PS. Thanks to Gianluca Guida for helping with naming this beast.

Innovation, Free Software, and Blogs

Often we hear claims that free software is only good at cloning existing products, but doesn't create any innovation. Of course, this statement in its broadness is patently wrong; there are lots of lots of features, ideas, solutions present in various free software components, that didn't exist before. (As we all know, the whole internet was built on free software from the beginning, just to name one prominent example.)

What is true, is that the most visible, large voluntary projects (like KDE for example), tend to copy existing stuff. Why is that? Well, we have this more or less famous claim (don't ask me by whom), that real innovation always comes from individuals or small, tightly coupled groups of smart people. I couldn't agree more. (UNIX is a nice example, or the GUI inventors at Xerox PARC.)

If a project is small enough to be implemented by a single person, there is no problem -- just follow your vision and you are fine. Free software is actually in an advantage here, as the developement model makes core developers much more productive, allowing for considerably larger projects with a single major developer.

Larger projects requiring several developers on the other hand, are possible only if all the developers share a common vision. This is easy when cloning something existing -- everyone knows what the result is supposed to be. When someone has an innovative idea however, he is out of luck. He'll have a very hard time convincing the others to work on it, or even explain what he wants to achieve, as they do not share his vision. Only in a tightly coupled group it is possible for several developers to pick up new ideas, amplify and refine them; still share a common vision, when drifting further and further away from trodden tracks. Only in such a setup massive innovation has a chance. Voluntary internet projects are left out in the cold.

So, what's the moral? Well, there are two. One is that we probably need more commercial free software. (Letting people form tightly coupled groups by working physically close together, just like in proprietary software companies...) The other one is that we need more blogs.

With dedicated, competent people from all around the world sharing common interests coming together, voluntary internet projects have an advantage that easily makes up for the disadvantages of distributed development. And they have found methods to cope with the great disadvantages of missing direct communication surprisingly well. (With mailinglists, bugtrackers etc.) Well, with that one ugly exception: Effective exchange of innovative ideas. Blogs to the rescue.

Like no other medium, weblogs faciliate people sharing similar interests around the globe automagically forming ad-hoc communication networks -- thus introducing the great strength of voluntary internet projects to exchange of ideas.

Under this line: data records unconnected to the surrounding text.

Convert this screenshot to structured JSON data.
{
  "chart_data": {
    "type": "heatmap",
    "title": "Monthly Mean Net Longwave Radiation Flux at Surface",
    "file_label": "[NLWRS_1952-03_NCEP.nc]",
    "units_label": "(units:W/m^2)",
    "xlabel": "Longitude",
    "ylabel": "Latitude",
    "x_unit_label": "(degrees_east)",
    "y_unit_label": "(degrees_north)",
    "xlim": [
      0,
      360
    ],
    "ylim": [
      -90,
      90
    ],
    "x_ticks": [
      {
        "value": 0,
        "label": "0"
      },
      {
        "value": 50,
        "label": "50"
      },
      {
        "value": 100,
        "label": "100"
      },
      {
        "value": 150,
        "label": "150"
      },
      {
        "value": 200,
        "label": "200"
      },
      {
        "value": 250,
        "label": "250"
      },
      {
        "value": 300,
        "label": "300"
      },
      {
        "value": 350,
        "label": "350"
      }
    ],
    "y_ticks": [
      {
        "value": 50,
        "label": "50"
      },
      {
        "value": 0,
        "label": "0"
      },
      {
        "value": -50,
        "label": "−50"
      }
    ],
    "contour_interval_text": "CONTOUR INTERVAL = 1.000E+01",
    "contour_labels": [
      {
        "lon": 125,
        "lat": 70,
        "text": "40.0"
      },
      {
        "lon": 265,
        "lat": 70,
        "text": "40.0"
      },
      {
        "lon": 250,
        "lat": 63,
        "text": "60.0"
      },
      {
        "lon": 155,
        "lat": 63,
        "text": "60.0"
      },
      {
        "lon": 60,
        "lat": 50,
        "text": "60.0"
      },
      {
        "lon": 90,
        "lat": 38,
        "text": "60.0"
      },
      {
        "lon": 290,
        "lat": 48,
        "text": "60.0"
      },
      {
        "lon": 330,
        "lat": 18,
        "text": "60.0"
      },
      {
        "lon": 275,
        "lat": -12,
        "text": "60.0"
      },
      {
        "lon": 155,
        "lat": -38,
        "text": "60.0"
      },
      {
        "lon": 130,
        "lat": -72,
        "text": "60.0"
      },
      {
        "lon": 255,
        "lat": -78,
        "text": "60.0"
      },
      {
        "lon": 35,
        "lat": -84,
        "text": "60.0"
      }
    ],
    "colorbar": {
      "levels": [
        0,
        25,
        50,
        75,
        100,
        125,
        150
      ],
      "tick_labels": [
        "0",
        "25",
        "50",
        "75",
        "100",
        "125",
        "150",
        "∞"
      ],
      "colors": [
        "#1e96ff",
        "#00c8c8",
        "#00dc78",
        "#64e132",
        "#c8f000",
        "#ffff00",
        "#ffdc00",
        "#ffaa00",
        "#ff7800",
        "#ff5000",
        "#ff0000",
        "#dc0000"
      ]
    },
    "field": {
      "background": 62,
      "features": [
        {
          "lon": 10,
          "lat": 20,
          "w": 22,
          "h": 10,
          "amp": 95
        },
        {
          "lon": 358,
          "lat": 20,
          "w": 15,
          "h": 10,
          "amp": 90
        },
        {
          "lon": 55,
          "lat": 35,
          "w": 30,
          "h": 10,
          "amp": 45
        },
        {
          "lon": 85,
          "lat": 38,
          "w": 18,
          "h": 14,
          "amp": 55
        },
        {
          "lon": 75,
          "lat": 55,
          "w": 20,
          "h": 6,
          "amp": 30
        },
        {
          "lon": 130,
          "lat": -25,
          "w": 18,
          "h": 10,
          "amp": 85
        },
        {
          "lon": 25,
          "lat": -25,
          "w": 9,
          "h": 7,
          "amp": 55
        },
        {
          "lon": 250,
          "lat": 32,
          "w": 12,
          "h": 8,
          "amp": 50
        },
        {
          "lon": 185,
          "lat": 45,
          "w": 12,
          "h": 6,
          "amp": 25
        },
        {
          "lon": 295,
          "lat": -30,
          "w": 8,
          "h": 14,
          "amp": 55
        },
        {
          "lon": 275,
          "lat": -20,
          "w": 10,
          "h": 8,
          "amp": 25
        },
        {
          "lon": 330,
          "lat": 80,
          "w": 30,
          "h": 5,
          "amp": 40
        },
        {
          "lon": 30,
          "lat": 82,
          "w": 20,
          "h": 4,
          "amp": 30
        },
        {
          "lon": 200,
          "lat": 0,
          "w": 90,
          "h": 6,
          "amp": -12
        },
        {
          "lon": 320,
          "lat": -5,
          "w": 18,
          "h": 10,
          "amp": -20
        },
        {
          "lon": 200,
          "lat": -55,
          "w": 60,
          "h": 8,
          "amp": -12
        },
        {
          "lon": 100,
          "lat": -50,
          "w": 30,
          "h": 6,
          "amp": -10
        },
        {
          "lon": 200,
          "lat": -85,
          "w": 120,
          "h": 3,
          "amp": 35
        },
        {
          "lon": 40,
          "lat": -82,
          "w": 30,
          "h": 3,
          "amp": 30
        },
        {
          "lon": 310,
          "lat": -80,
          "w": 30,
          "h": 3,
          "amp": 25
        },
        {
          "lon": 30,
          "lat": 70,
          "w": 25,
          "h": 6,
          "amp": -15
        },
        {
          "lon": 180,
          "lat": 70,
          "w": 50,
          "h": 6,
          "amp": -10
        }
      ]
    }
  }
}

Like no other medium, weblogs faciliate brainstorming and spreading of ideas, picking up the best ones, refining and extending them, putting them in new contexts, drawing new conclusions, sparking off other, even more advanced ideas, in an indirect asynchronous manner -- thus making up for the lack of direct communication in distributed internet projects.

Maybe blogs can help remedy the lack of innovation in many larger free software projects.

Or maybe I'm just daydreaming, because I get too little sleep at night.